Scientists Grow Artificial Human Ear In Lab From Animal Tissues

Scientists have successfully grown an artificial human ear in a laboratory from tissues belonging to cows and sheep.

Organ denotations have always fallen short of the demand and all the advancement in medicine and technology has not been able to fill this gap. According to a Donate Life report, 120,000 men, women and children currently need lifesaving organ transplants each year and a new name is adding to the waiting list every 10 minutes.

Hoping to solve this problem, scientists have started working on projects to build artificial but functional human organs in laboratories. In one such endeavor, researchers from Massachusetts General Hospital in Boston have been able to create an artificial human ear from cows and sheep tissues, reports BBC News. The ear was created using a wire frame that took the 3D shape of a real human ear.

In the study, published in the Journal of the Royal Society Interface, researchers revealed that the new ear not only had the same "natural elastic bending" real ears have, but it also has the same shape, showing "minimal shrinkage" compared to other ears not grown on a framework.

"This research is a significant step forward in preparing the tissue-engineered ear for human clinical trials," Dr. Thomas Cervantes, who led the study, told the BBC. "One, we were able to keep the shape of the ear, after 12 weeks of growth in the rat. And then secondly, we were also able to keep the natural flexibility of the cartilage," he said, pointing to significant progress made in the study.

Cervantes revealed that once the ear grew fully, it was implanted into rat and mice that purposely had compromised immune systems, which allowed the ear to connect to their blood supply, preventing the transplant from being rejected.

Though the newly developed artificial ear was smaller than a natural human ear, it was built on the scale of a real ear taken from CT scans.

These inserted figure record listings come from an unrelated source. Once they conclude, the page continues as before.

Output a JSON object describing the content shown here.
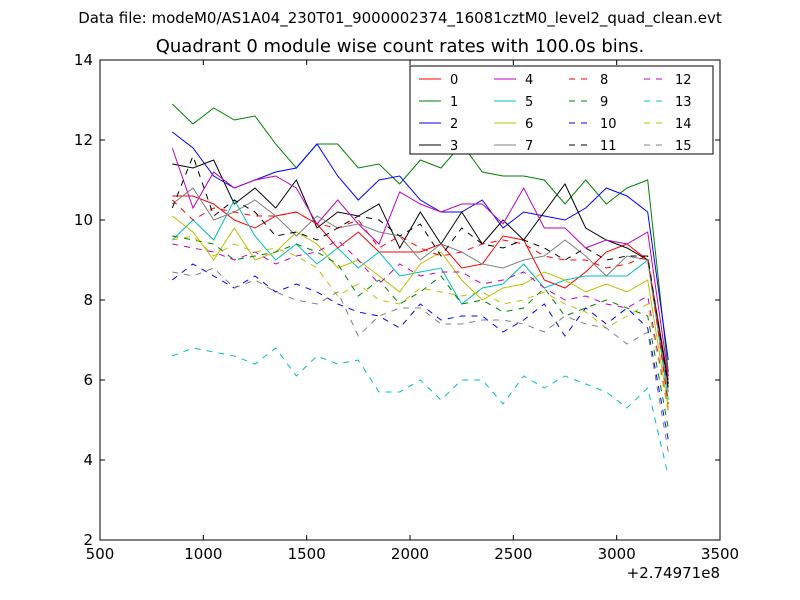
{
  "suptitle": "Data file: modeM0/AS1A04_230T01_9000002374_16081cztM0_level2_quad_clean.evt",
  "chart_data": {
    "type": "line",
    "title": "Quadrant 0 module wise count rates with 100.0s bins.",
    "xlabel": "",
    "ylabel": "",
    "xlim": [
      500,
      3500
    ],
    "ylim": [
      2,
      14
    ],
    "x_ticks": [
      "500",
      "1000",
      "1500",
      "2000",
      "2500",
      "3000",
      "3500"
    ],
    "y_ticks": [
      "2",
      "4",
      "6",
      "8",
      "10",
      "12",
      "14"
    ],
    "x_offset_label": "+2.74971e8",
    "grid": false,
    "legend_position": "top-right",
    "x": [
      850,
      950,
      1050,
      1150,
      1250,
      1350,
      1450,
      1550,
      1650,
      1750,
      1850,
      1950,
      2050,
      2150,
      2250,
      2350,
      2450,
      2550,
      2650,
      2750,
      2850,
      2950,
      3050,
      3150,
      3250
    ],
    "series": [
      {
        "name": "0",
        "color": "#ff0000",
        "dash": false,
        "values": [
          10.6,
          10.6,
          10.4,
          10.0,
          9.8,
          10.1,
          10.2,
          9.9,
          9.3,
          9.7,
          9.2,
          9.2,
          9.2,
          9.4,
          8.8,
          8.9,
          9.6,
          9.5,
          8.5,
          8.3,
          8.7,
          9.2,
          9.4,
          9.0,
          6.0
        ]
      },
      {
        "name": "1",
        "color": "#008000",
        "dash": false,
        "values": [
          12.9,
          12.4,
          12.8,
          12.5,
          12.6,
          11.9,
          11.3,
          11.9,
          11.9,
          11.3,
          11.4,
          10.9,
          11.5,
          11.3,
          11.9,
          11.2,
          11.1,
          11.1,
          11.0,
          10.4,
          11.0,
          10.4,
          10.8,
          11.0,
          6.2
        ]
      },
      {
        "name": "2",
        "color": "#0000ff",
        "dash": false,
        "values": [
          12.2,
          11.8,
          11.1,
          10.8,
          11.0,
          11.2,
          11.3,
          11.9,
          11.1,
          10.5,
          11.0,
          11.1,
          10.5,
          10.2,
          10.2,
          10.5,
          9.8,
          10.2,
          10.1,
          10.0,
          10.3,
          10.8,
          10.6,
          10.2,
          6.5
        ]
      },
      {
        "name": "3",
        "color": "#000000",
        "dash": false,
        "values": [
          11.4,
          11.3,
          11.5,
          10.4,
          10.8,
          10.3,
          11.0,
          9.8,
          10.2,
          10.1,
          10.4,
          9.3,
          10.2,
          9.4,
          10.2,
          9.4,
          10.0,
          9.5,
          10.2,
          10.9,
          9.8,
          9.5,
          9.3,
          9.0,
          5.9
        ]
      },
      {
        "name": "4",
        "color": "#bf00bf",
        "dash": false,
        "values": [
          11.8,
          10.3,
          11.2,
          10.8,
          11.0,
          11.1,
          10.8,
          9.9,
          10.5,
          9.9,
          9.4,
          10.7,
          10.4,
          10.2,
          10.4,
          10.4,
          9.9,
          10.8,
          9.8,
          9.8,
          9.3,
          9.5,
          9.4,
          9.7,
          6.1
        ]
      },
      {
        "name": "5",
        "color": "#00bfbf",
        "dash": false,
        "values": [
          9.5,
          10.0,
          9.5,
          10.5,
          9.6,
          9.0,
          9.4,
          8.9,
          9.3,
          8.8,
          9.2,
          8.6,
          8.7,
          8.8,
          7.9,
          8.3,
          8.4,
          8.9,
          8.3,
          8.5,
          8.6,
          8.6,
          8.6,
          9.0,
          5.5
        ]
      },
      {
        "name": "6",
        "color": "#bfbf00",
        "dash": false,
        "values": [
          10.1,
          9.7,
          9.0,
          9.8,
          9.0,
          9.2,
          9.7,
          9.4,
          8.8,
          9.0,
          8.6,
          8.2,
          8.9,
          9.2,
          8.5,
          8.0,
          8.3,
          8.4,
          8.7,
          8.5,
          8.2,
          8.4,
          8.2,
          8.5,
          5.3
        ]
      },
      {
        "name": "7",
        "color": "#808080",
        "dash": false,
        "values": [
          10.4,
          10.8,
          10.0,
          10.2,
          10.5,
          10.1,
          9.6,
          10.1,
          9.8,
          9.9,
          9.7,
          9.6,
          9.0,
          9.4,
          9.2,
          8.9,
          8.8,
          9.0,
          9.1,
          9.5,
          9.1,
          8.6,
          9.1,
          9.0,
          5.7
        ]
      },
      {
        "name": "8",
        "color": "#ff0000",
        "dash": true,
        "values": [
          10.5,
          10.0,
          10.3,
          10.2,
          10.1,
          10.1,
          10.2,
          9.9,
          9.8,
          10.0,
          9.3,
          9.6,
          9.3,
          9.1,
          9.2,
          9.4,
          9.5,
          9.4,
          9.1,
          9.0,
          9.0,
          8.8,
          8.9,
          9.1,
          5.4
        ]
      },
      {
        "name": "9",
        "color": "#008000",
        "dash": true,
        "values": [
          9.6,
          9.5,
          9.4,
          9.0,
          9.1,
          9.2,
          9.4,
          9.2,
          8.9,
          8.1,
          8.5,
          7.9,
          8.2,
          8.6,
          7.9,
          8.0,
          7.7,
          7.8,
          8.3,
          7.6,
          7.8,
          8.0,
          7.8,
          7.6,
          4.8
        ]
      },
      {
        "name": "10",
        "color": "#0000ff",
        "dash": true,
        "values": [
          8.5,
          8.9,
          8.6,
          8.3,
          8.6,
          8.2,
          8.4,
          8.2,
          7.9,
          7.7,
          7.6,
          7.3,
          7.9,
          7.5,
          7.6,
          7.6,
          7.2,
          7.5,
          7.9,
          7.1,
          7.8,
          7.4,
          7.8,
          7.3,
          4.5
        ]
      },
      {
        "name": "11",
        "color": "#000000",
        "dash": true,
        "values": [
          10.3,
          11.6,
          10.1,
          10.5,
          10.2,
          9.6,
          9.7,
          9.5,
          9.8,
          10.1,
          10.0,
          9.6,
          9.9,
          9.1,
          9.8,
          9.4,
          9.3,
          9.5,
          9.3,
          9.0,
          9.3,
          9.0,
          9.1,
          9.1,
          5.8
        ]
      },
      {
        "name": "12",
        "color": "#bf00bf",
        "dash": true,
        "values": [
          9.4,
          9.3,
          9.2,
          9.0,
          9.2,
          8.9,
          9.1,
          9.2,
          9.5,
          9.0,
          8.4,
          8.9,
          8.6,
          8.7,
          8.7,
          8.4,
          8.5,
          8.7,
          8.3,
          8.0,
          8.1,
          7.9,
          7.8,
          8.1,
          5.2
        ]
      },
      {
        "name": "13",
        "color": "#00bfbf",
        "dash": true,
        "values": [
          6.6,
          6.8,
          6.7,
          6.6,
          6.4,
          6.8,
          6.1,
          6.6,
          6.4,
          6.5,
          5.7,
          5.7,
          6.0,
          5.5,
          6.0,
          6.0,
          5.4,
          6.1,
          5.8,
          6.1,
          5.9,
          5.7,
          5.3,
          5.8,
          3.6
        ]
      },
      {
        "name": "14",
        "color": "#bfbf00",
        "dash": true,
        "values": [
          9.5,
          9.6,
          9.1,
          9.4,
          9.2,
          9.3,
          9.1,
          8.8,
          8.1,
          8.4,
          8.0,
          7.9,
          8.3,
          8.2,
          8.1,
          8.2,
          7.9,
          8.0,
          8.2,
          7.9,
          7.7,
          7.3,
          7.6,
          7.9,
          5.2
        ]
      },
      {
        "name": "15",
        "color": "#808080",
        "dash": true,
        "values": [
          8.7,
          8.6,
          8.8,
          8.3,
          8.5,
          8.2,
          8.0,
          7.9,
          8.2,
          7.1,
          7.6,
          7.8,
          7.8,
          7.4,
          7.4,
          7.5,
          7.5,
          7.4,
          7.2,
          7.6,
          7.4,
          7.3,
          6.9,
          7.2,
          4.2
        ]
      }
    ]
  }
}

This is not the first time scientists have successfully created an artificial ear. Earlier in July, researchers from Indiana University created an artificial ear from stem cells.

"We were surprised to see that once stem cells are guided to become inner-ear precursors and placed in 3-D culture, these cells behave as if they knew not only how to become different cell types in the inner ear, but also how to self-organize into a pattern remarkably similar to the native inner ear," Dr. Eri Hashino, Ph.D., Ruth C. Holton Professor of Otolaryngology at Indiana University, said in a press statement. "Our initial goal was to make inner-ear precursors in culture, but when we did testing we found thousands of hair cells in a culture dish."